We had already driven through nearly 600 miles of desert. My back ached from the bouncing.
‘From now, Sahib,’ Corporal Salim said, ‘there may be adoo mines.’ Thus comforted, I watched him drive off down one of many sandy tracks, heading roughly west in the direction of the Yemeni border and Habarut.
I hit one ear hard with the palm of my hand every so often to try and keep awake and so avoid the fate of Patrick Brook (and ridicule from the men of Recce). We were all very tired and very hot. Salim said it would take eight hours’ driving to reach the Yemeni border if we stayed on the main rutted track and ignored the possibility of landmines.
‘Your choice,’ I told him, since he was to lead and would therefore be more likely to set off any lurking mine.
My lips were cracked, despite the protection much of the time when on the move from my Arab shemagh face cloth. And my eyes stung from the dust, as I found that goggles very quickly misted up.
Murad, who seemed indefatigable, shouted above the crunch of wheels on gravel, ‘Tomorrow, Insha’Alla
h, the new moon will show herself in the east. Then will be Ramadan. No food or water by day all month. This is hard.
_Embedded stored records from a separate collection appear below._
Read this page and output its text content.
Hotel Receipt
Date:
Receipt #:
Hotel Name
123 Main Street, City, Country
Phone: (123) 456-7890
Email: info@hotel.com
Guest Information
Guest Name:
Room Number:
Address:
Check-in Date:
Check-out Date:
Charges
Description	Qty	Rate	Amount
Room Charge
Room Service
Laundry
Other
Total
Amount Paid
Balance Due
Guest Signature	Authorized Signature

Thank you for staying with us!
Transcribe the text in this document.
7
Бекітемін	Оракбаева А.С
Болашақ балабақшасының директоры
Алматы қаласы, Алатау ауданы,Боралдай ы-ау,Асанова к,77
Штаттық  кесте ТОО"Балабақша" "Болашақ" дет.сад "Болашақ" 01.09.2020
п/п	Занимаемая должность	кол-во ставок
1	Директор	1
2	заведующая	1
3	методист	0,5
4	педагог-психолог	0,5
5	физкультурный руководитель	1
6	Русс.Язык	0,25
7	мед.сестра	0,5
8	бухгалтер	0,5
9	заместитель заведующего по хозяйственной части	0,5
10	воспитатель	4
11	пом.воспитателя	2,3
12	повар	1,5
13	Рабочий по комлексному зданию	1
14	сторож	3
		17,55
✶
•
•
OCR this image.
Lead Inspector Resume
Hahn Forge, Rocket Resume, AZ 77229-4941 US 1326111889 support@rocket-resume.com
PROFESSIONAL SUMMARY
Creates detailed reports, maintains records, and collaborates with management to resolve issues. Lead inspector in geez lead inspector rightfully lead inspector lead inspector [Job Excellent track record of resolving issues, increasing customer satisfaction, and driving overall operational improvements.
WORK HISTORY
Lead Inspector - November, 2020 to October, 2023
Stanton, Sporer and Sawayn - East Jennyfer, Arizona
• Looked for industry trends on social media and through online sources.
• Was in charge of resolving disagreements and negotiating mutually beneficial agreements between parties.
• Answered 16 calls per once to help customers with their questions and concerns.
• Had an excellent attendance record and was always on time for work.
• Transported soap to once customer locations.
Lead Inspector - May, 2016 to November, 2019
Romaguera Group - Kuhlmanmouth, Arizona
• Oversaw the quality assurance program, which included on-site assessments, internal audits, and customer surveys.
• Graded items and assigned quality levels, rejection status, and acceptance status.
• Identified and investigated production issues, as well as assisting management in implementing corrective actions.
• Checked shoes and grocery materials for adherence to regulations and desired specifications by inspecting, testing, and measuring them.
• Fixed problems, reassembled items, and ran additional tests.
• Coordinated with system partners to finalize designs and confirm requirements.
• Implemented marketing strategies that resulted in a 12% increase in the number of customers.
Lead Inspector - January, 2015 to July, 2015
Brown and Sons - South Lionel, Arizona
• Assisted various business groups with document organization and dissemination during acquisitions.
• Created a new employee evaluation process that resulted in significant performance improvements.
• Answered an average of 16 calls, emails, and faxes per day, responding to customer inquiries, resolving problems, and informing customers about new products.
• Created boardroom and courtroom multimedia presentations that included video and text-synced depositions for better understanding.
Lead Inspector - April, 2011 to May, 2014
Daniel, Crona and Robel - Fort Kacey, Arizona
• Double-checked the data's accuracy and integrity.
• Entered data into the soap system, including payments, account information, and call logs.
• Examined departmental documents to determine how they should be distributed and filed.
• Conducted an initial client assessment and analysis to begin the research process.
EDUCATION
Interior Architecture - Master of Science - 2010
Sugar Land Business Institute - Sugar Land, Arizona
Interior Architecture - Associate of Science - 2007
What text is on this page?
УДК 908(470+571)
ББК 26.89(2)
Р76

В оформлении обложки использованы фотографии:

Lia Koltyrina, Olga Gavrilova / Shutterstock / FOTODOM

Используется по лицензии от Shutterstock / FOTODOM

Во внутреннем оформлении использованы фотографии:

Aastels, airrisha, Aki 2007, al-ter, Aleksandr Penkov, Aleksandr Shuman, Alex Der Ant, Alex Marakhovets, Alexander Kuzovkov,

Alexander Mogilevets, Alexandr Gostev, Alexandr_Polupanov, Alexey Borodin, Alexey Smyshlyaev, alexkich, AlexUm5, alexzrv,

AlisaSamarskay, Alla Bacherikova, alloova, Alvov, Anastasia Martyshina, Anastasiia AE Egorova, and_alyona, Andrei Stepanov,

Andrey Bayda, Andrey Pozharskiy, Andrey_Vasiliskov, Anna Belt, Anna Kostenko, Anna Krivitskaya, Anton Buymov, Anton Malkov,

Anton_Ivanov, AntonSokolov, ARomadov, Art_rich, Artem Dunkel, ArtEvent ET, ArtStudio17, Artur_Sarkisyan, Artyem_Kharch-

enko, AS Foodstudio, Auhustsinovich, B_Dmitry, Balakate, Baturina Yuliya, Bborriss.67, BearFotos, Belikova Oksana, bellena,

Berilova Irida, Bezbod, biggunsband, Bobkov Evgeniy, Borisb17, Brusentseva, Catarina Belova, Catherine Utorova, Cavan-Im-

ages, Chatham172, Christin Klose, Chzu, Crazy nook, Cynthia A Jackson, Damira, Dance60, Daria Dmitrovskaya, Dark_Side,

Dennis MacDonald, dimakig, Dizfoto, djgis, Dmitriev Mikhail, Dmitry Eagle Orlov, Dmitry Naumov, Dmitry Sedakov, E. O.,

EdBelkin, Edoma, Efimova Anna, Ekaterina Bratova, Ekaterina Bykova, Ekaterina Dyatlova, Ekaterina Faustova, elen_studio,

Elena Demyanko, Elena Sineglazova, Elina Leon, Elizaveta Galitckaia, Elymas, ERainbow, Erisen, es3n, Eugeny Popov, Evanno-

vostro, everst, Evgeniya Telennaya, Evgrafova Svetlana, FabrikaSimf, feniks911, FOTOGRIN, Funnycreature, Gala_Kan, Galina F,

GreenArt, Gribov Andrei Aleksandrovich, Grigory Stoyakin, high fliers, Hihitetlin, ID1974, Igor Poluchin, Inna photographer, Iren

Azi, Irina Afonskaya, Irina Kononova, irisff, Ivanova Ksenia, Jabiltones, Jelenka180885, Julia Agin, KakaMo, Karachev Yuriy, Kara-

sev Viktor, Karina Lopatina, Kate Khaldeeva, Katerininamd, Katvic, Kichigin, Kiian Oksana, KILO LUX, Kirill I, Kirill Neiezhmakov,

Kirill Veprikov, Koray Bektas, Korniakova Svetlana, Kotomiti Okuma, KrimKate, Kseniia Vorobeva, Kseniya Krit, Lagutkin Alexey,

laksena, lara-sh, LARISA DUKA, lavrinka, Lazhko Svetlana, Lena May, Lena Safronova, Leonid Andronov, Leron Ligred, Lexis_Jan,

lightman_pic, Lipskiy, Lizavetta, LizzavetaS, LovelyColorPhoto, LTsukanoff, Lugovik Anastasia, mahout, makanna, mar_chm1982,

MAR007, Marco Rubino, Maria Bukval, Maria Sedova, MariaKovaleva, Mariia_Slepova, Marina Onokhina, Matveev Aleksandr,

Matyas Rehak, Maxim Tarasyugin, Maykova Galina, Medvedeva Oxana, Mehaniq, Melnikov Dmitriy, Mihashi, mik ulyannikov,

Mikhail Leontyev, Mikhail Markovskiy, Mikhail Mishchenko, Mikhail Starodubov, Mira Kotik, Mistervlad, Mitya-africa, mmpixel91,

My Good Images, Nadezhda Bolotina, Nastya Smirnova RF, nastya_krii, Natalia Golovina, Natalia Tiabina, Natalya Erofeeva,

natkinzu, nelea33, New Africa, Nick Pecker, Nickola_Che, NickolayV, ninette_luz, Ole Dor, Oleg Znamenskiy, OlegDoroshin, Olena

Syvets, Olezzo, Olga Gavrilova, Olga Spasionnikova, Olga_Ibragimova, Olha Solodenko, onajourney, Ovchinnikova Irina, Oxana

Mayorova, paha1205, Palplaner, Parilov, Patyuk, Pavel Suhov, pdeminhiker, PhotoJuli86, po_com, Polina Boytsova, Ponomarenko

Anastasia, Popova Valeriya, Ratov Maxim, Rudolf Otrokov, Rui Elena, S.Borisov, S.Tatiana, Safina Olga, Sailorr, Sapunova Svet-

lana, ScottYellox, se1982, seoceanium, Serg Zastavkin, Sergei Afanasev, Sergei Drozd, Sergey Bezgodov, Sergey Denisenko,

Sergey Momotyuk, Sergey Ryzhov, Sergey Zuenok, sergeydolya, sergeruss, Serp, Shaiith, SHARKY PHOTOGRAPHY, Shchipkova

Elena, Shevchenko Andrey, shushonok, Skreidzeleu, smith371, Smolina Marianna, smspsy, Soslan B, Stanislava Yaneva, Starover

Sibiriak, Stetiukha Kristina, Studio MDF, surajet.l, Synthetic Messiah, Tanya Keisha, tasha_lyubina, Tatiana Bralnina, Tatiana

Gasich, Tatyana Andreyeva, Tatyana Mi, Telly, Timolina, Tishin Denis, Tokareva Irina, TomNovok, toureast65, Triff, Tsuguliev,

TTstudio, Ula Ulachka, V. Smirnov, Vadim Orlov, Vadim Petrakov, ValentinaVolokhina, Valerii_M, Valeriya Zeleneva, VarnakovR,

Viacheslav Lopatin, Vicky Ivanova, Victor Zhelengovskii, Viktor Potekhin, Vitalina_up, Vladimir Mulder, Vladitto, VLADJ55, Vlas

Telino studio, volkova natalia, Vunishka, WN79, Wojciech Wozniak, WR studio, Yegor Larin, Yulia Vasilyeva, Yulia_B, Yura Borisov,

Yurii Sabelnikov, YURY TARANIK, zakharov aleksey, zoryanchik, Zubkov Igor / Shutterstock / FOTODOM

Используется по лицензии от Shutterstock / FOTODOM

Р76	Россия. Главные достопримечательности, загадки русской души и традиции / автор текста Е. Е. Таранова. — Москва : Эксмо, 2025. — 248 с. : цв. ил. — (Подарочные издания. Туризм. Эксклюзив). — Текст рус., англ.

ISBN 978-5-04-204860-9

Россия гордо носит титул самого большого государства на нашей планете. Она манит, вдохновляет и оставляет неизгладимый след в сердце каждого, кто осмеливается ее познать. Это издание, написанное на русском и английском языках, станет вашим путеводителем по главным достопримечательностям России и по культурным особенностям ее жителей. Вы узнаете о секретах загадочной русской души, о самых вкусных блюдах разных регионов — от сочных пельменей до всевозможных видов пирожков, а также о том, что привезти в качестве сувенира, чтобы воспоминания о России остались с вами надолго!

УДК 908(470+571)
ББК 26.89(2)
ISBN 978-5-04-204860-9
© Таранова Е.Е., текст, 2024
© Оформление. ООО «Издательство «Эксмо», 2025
Insha’Allah we will rest much in Ramadan, Sahib.’
Unsure whether this was a statement or a question, I replied, ‘Insha’Allah.’ Many times thereafter I found this to be an extremely useful response, since it is non-committal but denotes the pointlessness of pursuing the matter any further, since God, not the officer, will decide.
At dawn we came to the oasis of Habarut, where a wide wadi crossed in front of us denoting the unmarked border.
On the low cliffs of the Yemeni side, a whitewashed, Beau Geste-like Hollywood dream of a fortress with little towers and crenellated battlements stood guard over the Yemeni-owned springs, while on our Omani side and also on the top of the wadi’s bank our own similar fortress was situated directly opposite. Sentries could be seen pacing both sets of parapets.
The Yemeni outpost, according to our intelligence officer, Tim Landon, had originally been built as an outpost for the Hadhramaut Bedouin Legion by the British, but a year ago the British had left Aden and all of Yemen to the new Marxist-oriented government whose troops now manned the border. The tricolour of the People’s Democratic Republic of Yemen had replaced that of the Legion.
Our own fort had been built only two years before, but when I returned to Habarut in 1972 it had been demolished to a heap of rubble by the Yemenis.
After greeting our own askars, securing the pebble-floored airstrip three miles up the wadi and, by way of a Morse code message, ordering the Beaver to come quickly, I observed the opposition’s fort through my telescope. A short, moustached officer stood on the ramparts watching me through binoculars. Behind him, skylined, was the outline of a twin-barrelled machine gun pointing tactfully skywards.